The victory of President-elect Joseph R. Biden Jr. also appears to have given labor additional leverage. The National Labor Relations Board under President Trump has deemed gig workers to be contractors, which denied them a federally protected right to organize. The Labor Department has taken a similar approach, suggesting in an opinion letter that some gig workers were not protected under federal minimum wage and overtime laws. In September, the department proposed a regulation that would codify and expand that finding.
But under Mr. Biden, who has longstanding ties to labor unions and who opposed Prop. 22, the labor board and the Labor Department are likely to back away from these positions. The president-elect has also come out in favor of the Pro Act, a proposal that would make it harder for companies to misclassify workers as contractors and effectively make gig workers employees under federal labor law.
The situation in Washington is not entirely clear cut, however. Some advisers to Mr. Biden and Vice President-elect Kamala Harris also have ties to the gig companies or have written favorably about a compromise. Ms. Harris’s brother-in-law is Uber’s chief legal officer. Some labor activists worry that the Biden administration could be amenable to a deal with gig companies.

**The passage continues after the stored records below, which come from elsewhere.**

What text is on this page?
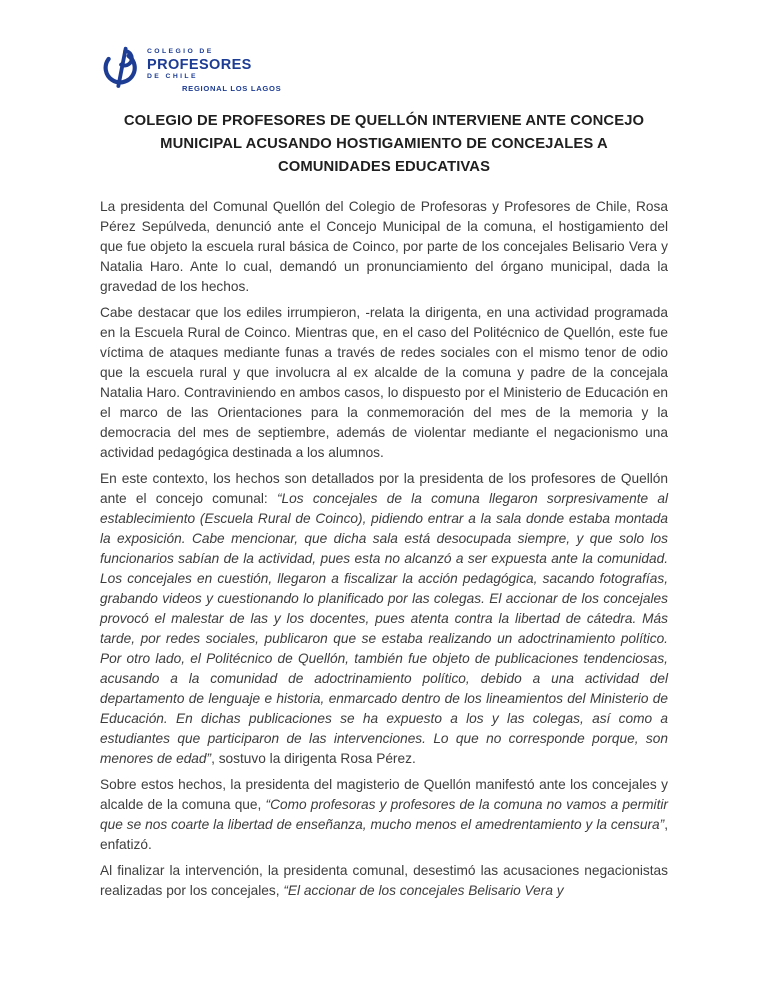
COLEGIO DE
PROFESORES
DE CHILE
REGIONAL LOS LAGOS
COLEGIO DE PROFESORES DE QUELLÓN INTERVIENE ANTE CONCEJO
MUNICIPAL ACUSANDO HOSTIGAMIENTO DE CONCEJALES A
COMUNIDADES EDUCATIVAS

La presidenta del Comunal Quellón del Colegio de Profesoras y Profesores de Chile, Rosa Pérez Sepúlveda, denunció ante el Concejo Municipal de la comuna, el hostigamiento del que fue objeto la escuela rural básica de Coinco, por parte de los concejales Belisario Vera y Natalia Haro. Ante lo cual, demandó un pronunciamiento del órgano municipal, dada la gravedad de los hechos.

Cabe destacar que los ediles irrumpieron, -relata la dirigenta, en una actividad programada en la Escuela Rural de Coinco. Mientras que, en el caso del Politécnico de Quellón, este fue víctima de ataques mediante funas a través de redes sociales con el mismo tenor de odio que la escuela rural y que involucra al ex alcalde de la comuna y padre de la concejala Natalia Haro. Contraviniendo en ambos casos, lo dispuesto por el Ministerio de Educación en el marco de las Orientaciones para la conmemoración del mes de la memoria y la democracia del mes de septiembre, además de violentar mediante el negacionismo una actividad pedagógica destinada a los alumnos.

En este contexto, los hechos son detallados por la presidenta de los profesores de Quellón ante el concejo comunal: “Los concejales de la comuna llegaron sorpresivamente al establecimiento (Escuela Rural de Coinco), pidiendo entrar a la sala donde estaba montada la exposición. Cabe mencionar, que dicha sala está desocupada siempre, y que solo los funcionarios sabían de la actividad, pues esta no alcanzó a ser expuesta ante la comunidad. Los concejales en cuestión, llegaron a fiscalizar la acción pedagógica, sacando fotografías, grabando videos y cuestionando lo planificado por las colegas. El accionar de los concejales provocó el malestar de las y los docentes, pues atenta contra la libertad de cátedra. Más tarde, por redes sociales, publicaron que se estaba realizando un adoctrinamiento político. Por otro lado, el Politécnico de Quellón, también fue objeto de publicaciones tendenciosas, acusando a la comunidad de adoctrinamiento político, debido a una actividad del departamento de lenguaje e historia, enmarcado dentro de los lineamientos del Ministerio de Educación. En dichas publicaciones se ha expuesto a los y las colegas, así como a estudiantes que participaron de las intervenciones. Lo que no corresponde porque, son menores de edad”, sostuvo la dirigenta Rosa Pérez.

Sobre estos hechos, la presidenta del magisterio de Quellón manifestó ante los concejales y alcalde de la comuna que, “Como profesoras y profesores de la comuna no vamos a permitir que se nos coarte la libertad de enseñanza, mucho menos el amedrentamiento y la censura”, enfatizó.

Al finalizar la intervención, la presidenta comunal, desestimó las acusaciones negacionistas realizadas por los concejales, “El accionar de los concejales Belisario Vera y
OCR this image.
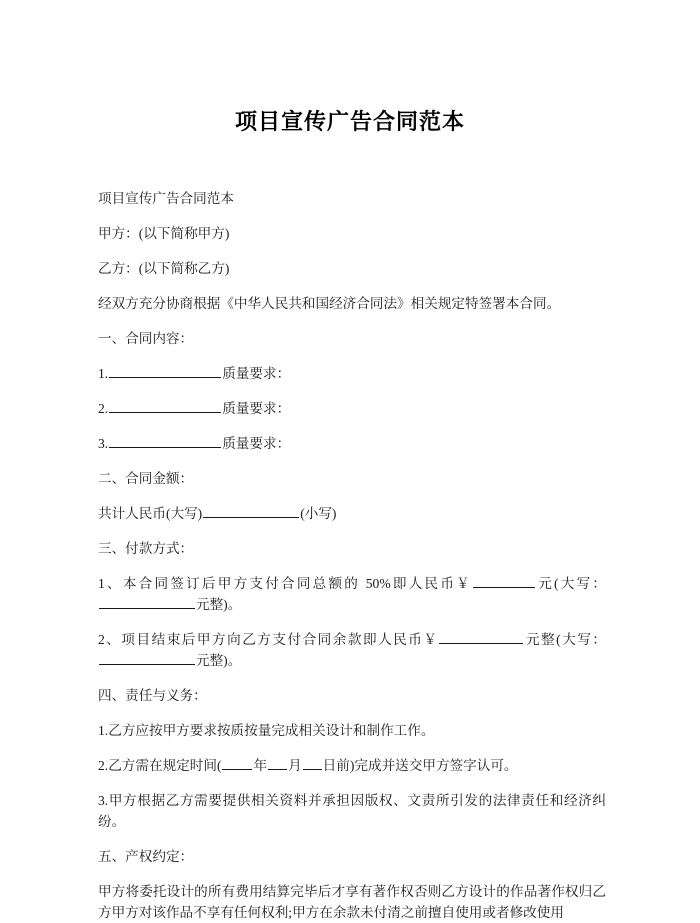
项目宣传广告合同范本

项目宣传广告合同范本

甲方：(以下简称甲方)

乙方：(以下简称乙方)

经双方充分协商根据《中华人民共和国经济合同法》相关规定特签署本合同。

一、合同内容：

1.	质量要求：

2.	质量要求：

3.	质量要求：

二、合同金额：

共计人民币(大写)	(小写)

三、付款方式：

1、本合同签订后甲方支付合同总额的 50%即人民币￥	元(大写：元整)。

2、项目结束后甲方向乙方支付合同余款即人民币￥	元整(大写：元整)。

四、责任与义务：

1.乙方应按甲方要求按质按量完成相关设计和制作工作。

2.乙方需在规定时间( 年 月 日前)完成并送交甲方签字认可。

3.甲方根据乙方需要提供相关资料并承担因版权、文责所引发的法律责任和经济纠纷。

五、产权约定：

甲方将委托设计的所有费用结算完毕后才享有著作权否则乙方设计的作品著作权归乙方甲方对该作品不享有任何权利;甲方在余款未付清之前擅自使用或者修改使用
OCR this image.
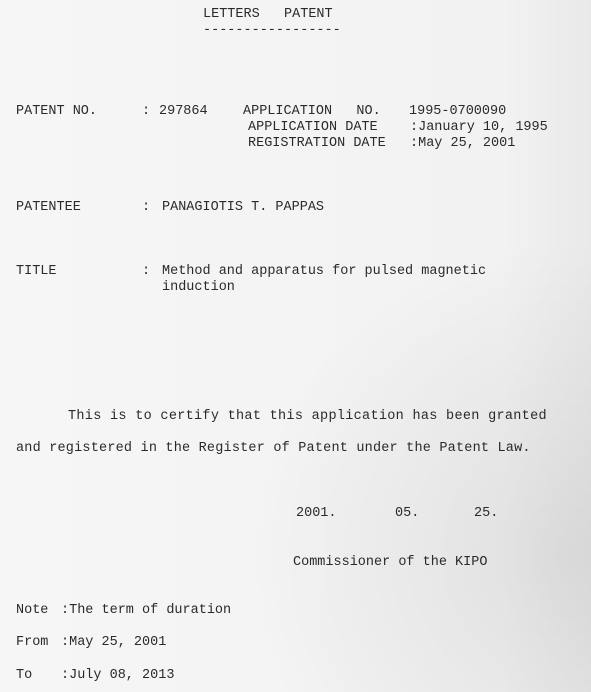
LETTERS   PATENT
-----------------
PATENT NO.	: 297864	APPLICATION   NO. 1995-0700090
APPLICATION DATE :January 10, 1995
REGISTRATION DATE :May 25, 2001
PATENTEE	: PANAGIOTIS T. PAPPAS
TITLE	: Method and apparatus for pulsed magnetic
induction
This is to certify that this application has been granted
and registered in the Register of Patent under the Patent Law.
2001.	05.	25.
Commissioner of the KIPO
Note :The term of duration
From :May 25, 2001
To :July 08, 2013
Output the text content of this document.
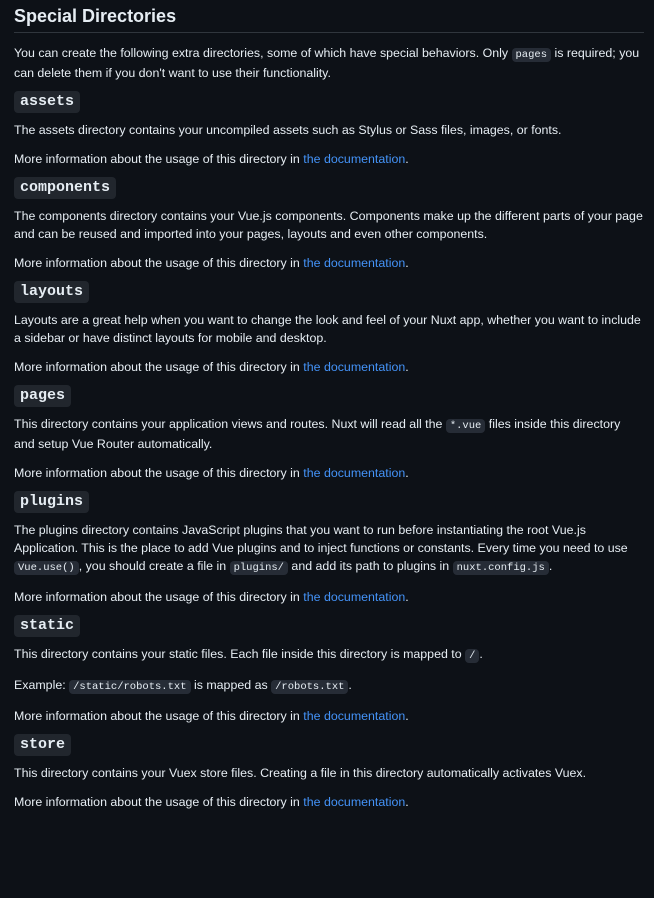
Special Directories

You can create the following extra directories, some of which have special behaviors. Only pages is required; you can delete them if you don't want to use their functionality.

assets

The assets directory contains your uncompiled assets such as Stylus or Sass files, images, or fonts.

More information about the usage of this directory in the documentation.

components

The components directory contains your Vue.js components. Components make up the different parts of your page and can be reused and imported into your pages, layouts and even other components.

More information about the usage of this directory in the documentation.

layouts

Layouts are a great help when you want to change the look and feel of your Nuxt app, whether you want to include a sidebar or have distinct layouts for mobile and desktop.

More information about the usage of this directory in the documentation.

pages

This directory contains your application views and routes. Nuxt will read all the *.vue files inside this directory and setup Vue Router automatically.

More information about the usage of this directory in the documentation.

plugins

The plugins directory contains JavaScript plugins that you want to run before instantiating the root Vue.js Application. This is the place to add Vue plugins and to inject functions or constants. Every time you need to use Vue.use() , you should create a file in plugins/ and add its path to plugins in nuxt.config.js .

More information about the usage of this directory in the documentation.

static

This directory contains your static files. Each file inside this directory is mapped to / .

Example: /static/robots.txt is mapped as /robots.txt .

More information about the usage of this directory in the documentation.

store

This directory contains your Vuex store files. Creating a file in this directory automatically activates Vuex.

More information about the usage of this directory in the documentation.
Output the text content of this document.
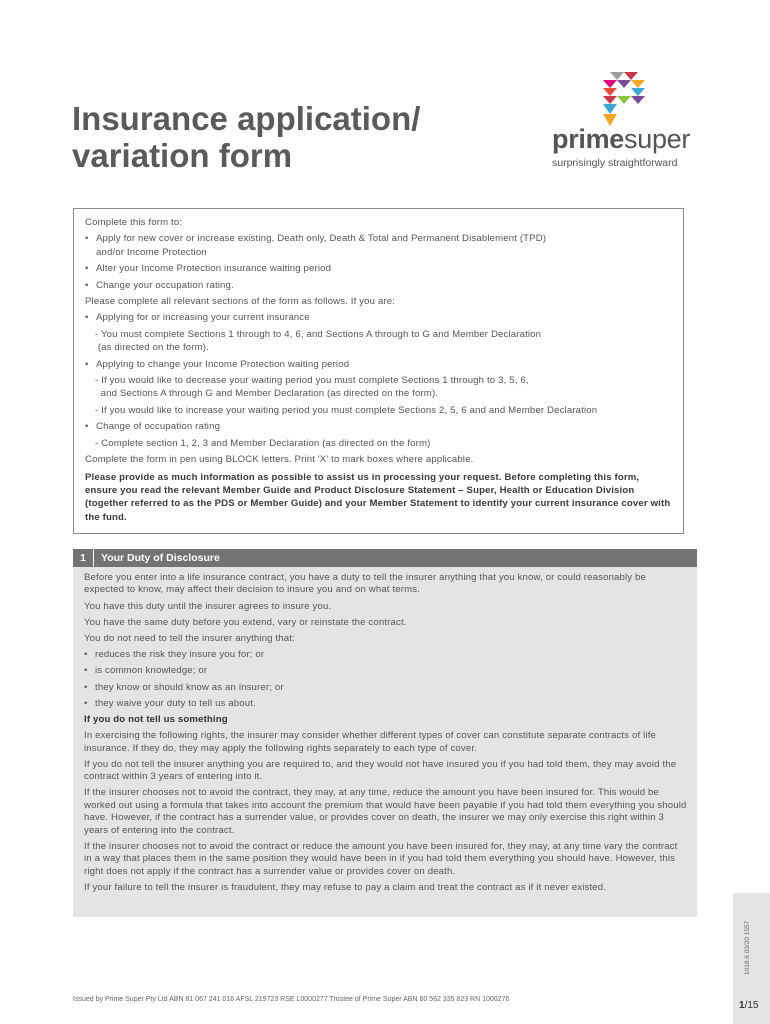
Insurance application/
variation form	primesuper
surprisingly straightforward

Complete this form to:

• Apply for new cover or increase existing, Death only, Death & Total and Permanent Disablement (TPD)
and/or Income Protection
• Alter your Income Protection insurance waiting period
• Change your occupation rating.

Please complete all relevant sections of the form as follows. If you are:

• Applying for or increasing your current insurance
- You must complete Sections 1 through to 4, 6, and Sections A through to G and Member Declaration
(as directed on the form).
• Applying to change your Income Protection waiting period
- If you would like to decrease your waiting period you must complete Sections 1 through to 3, 5, 6,
and Sections A through G and Member Declaration (as directed on the form).
- If you would like to increase your waiting period you must complete Sections 2, 5, 6 and and Member Declaration
• Change of occupation rating
- Complete section 1, 2, 3 and Member Declaration (as directed on the form)

Complete the form in pen using BLOCK letters. Print 'X' to mark boxes where applicable.

Please provide as much information as possible to assist us in processing your request. Before completing this form, ensure you read the relevant Member Guide and Product Disclosure Statement – Super, Health or Education Division (together referred to as the PDS or Member Guide) and your Member Statement to identify your current insurance cover with the fund.

1	Your Duty of Disclosure

Before you enter into a life insurance contract, you have a duty to tell the insurer anything that you know, or could reasonably be expected to know, may affect their decision to insure you and on what terms.

You have this duty until the insurer agrees to insure you.

You have the same duty before you extend, vary or reinstate the contract.

You do not need to tell the insurer anything that:

• reduces the risk they insure you for; or
• is common knowledge; or
• they know or should know as an insurer; or
• they waive your duty to tell us about.

If you do not tell us something

In exercising the following rights, the insurer may consider whether different types of cover can constitute separate contracts of life insurance. If they do, they may apply the following rights separately to each type of cover.

If you do not tell the insurer anything you are required to, and they would not have insured you if you had told them, they may avoid the contract within 3 years of entering into it.

If the insurer chooses not to avoid the contract, they may, at any time, reduce the amount you have been insured for. This would be worked out using a formula that takes into account the premium that would have been payable if you had told them everything you should have. However, if the contract has a surrender value, or provides cover on death, the insurer we may only exercise this right within 3 years of entering into the contract.

If the insurer chooses not to avoid the contract or reduce the amount you have been insured for, they may, at any time vary the contract in a way that places them in the same position they would have been in if you had told them everything you should have. However, this right does not apply if the contract has a surrender value or provides cover on death.

If your failure to tell the insurer is fraudulent, they may refuse to pay a claim and treat the contract as if it never existed.

Issued by Prime Super Pty Ltd ABN 81 067 241 016 AFSL 219723 RSE L0000277 Trustee of Prime Super ABN 60 562 335 823 RN 1000276
1018.6 03/20 1557
1/15
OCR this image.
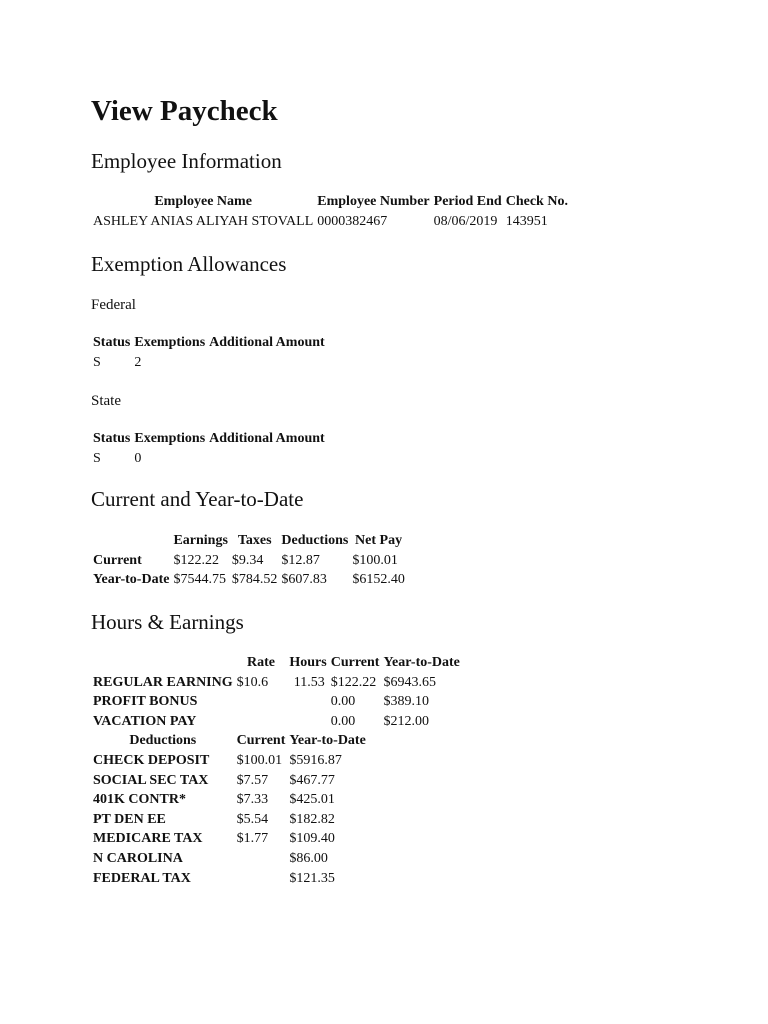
View Paycheck
Employee Information
Employee Name	Employee Number	Period End	Check No.
ASHLEY ANIAS ALIYAH STOVALL	0000382467	08/06/2019	143951
Exemption Allowances

Federal

Status	Exemptions	Additional Amount
S	2	

State

Status	Exemptions	Additional Amount
S	0	
Current and Year-to-Date
	Earnings	Taxes	Deductions	Net Pay
Current	$122.22	$9.34	$12.87	$100.01
Year-to-Date	$7544.75	$784.52	$607.83	$6152.40
Hours & Earnings
	Rate	Hours	Current	Year-to-Date
REGULAR EARNING	$10.6	11.53	$122.22	$6943.65
PROFIT BONUS			0.00	$389.10
VACATION PAY			0.00	$212.00
Deductions	Current	Year-to-Date		
CHECK DEPOSIT	$100.01	$5916.87		
SOCIAL SEC TAX	$7.57	$467.77		
401K CONTR*	$7.33	$425.01		
PT DEN EE	$5.54	$182.82		
MEDICARE TAX	$1.77	$109.40		
N CAROLINA		$86.00		
FEDERAL TAX		$121.35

“We are trying to lead the way in California but it is necessary to deal with misclassification on a national level,” said Ms. Gonzalez, the assemblywoman. “I am hopeful that Joe Biden will do what his platform said and address these issues.”
The ultimate outcome in this fight could hinge on a sometimes-bitter debate on the left: Is it essential for gig workers to enjoy the status of employees, and the benefits and protections that guarantees? Or can gig workers win a living wage and favorable working conditions if they aren’t employees but have collective bargaining rights that allow them to demand these things from the gig companies?
Brendan Sexton, the executive director of the Independent Drivers Guild, an organization affiliated with the International Association of Machinists that has received funding from Uber and Lyft, has argued in testimony before the New York Legislature that “collective bargaining rights is the only way to stop the exploitation.”
At the time, the state’s powerful building trades union opposed a compromise that California affiliates of the Teamsters and Service Employees International Union had discussed with the companies. Earlier this week, however, the president of the state building trades council, Robbie Hunter, confirmed through a spokeswoman that he is open to such a compromise if the Teamsters sign on.
But other activists and union officials remain deeply skeptical of settling for anything less than full employment rights, including Sean McGarvey, the president of the North America’s Building Trades Unions. Mr. McGarvey called gig work “a breeding ground for the underground economy” in an email.
Cherri Murphy, a Lyft driver and organizer with Gig Workers Rising, a group that opposed Prop. 22, said, “Drivers in California are riled up to ensure we get our fundamental rights met in a Prop. 22 world and that we keep fighting for protections equal to those granted to other workers.”
Some labor leaders and activists argue that in a world with bargaining rights but not employee status, workers would spend all their time negotiating to win the basic protections that the law already grants employees. The point of a union, they say, is to win additional benefits.
“A labor organization in this context is not going to get you to where a union normally gets workers,” Ms. Desai said. “If the new role of a labor organization is to get workers to just minimum wage, then, you know, what good are they?”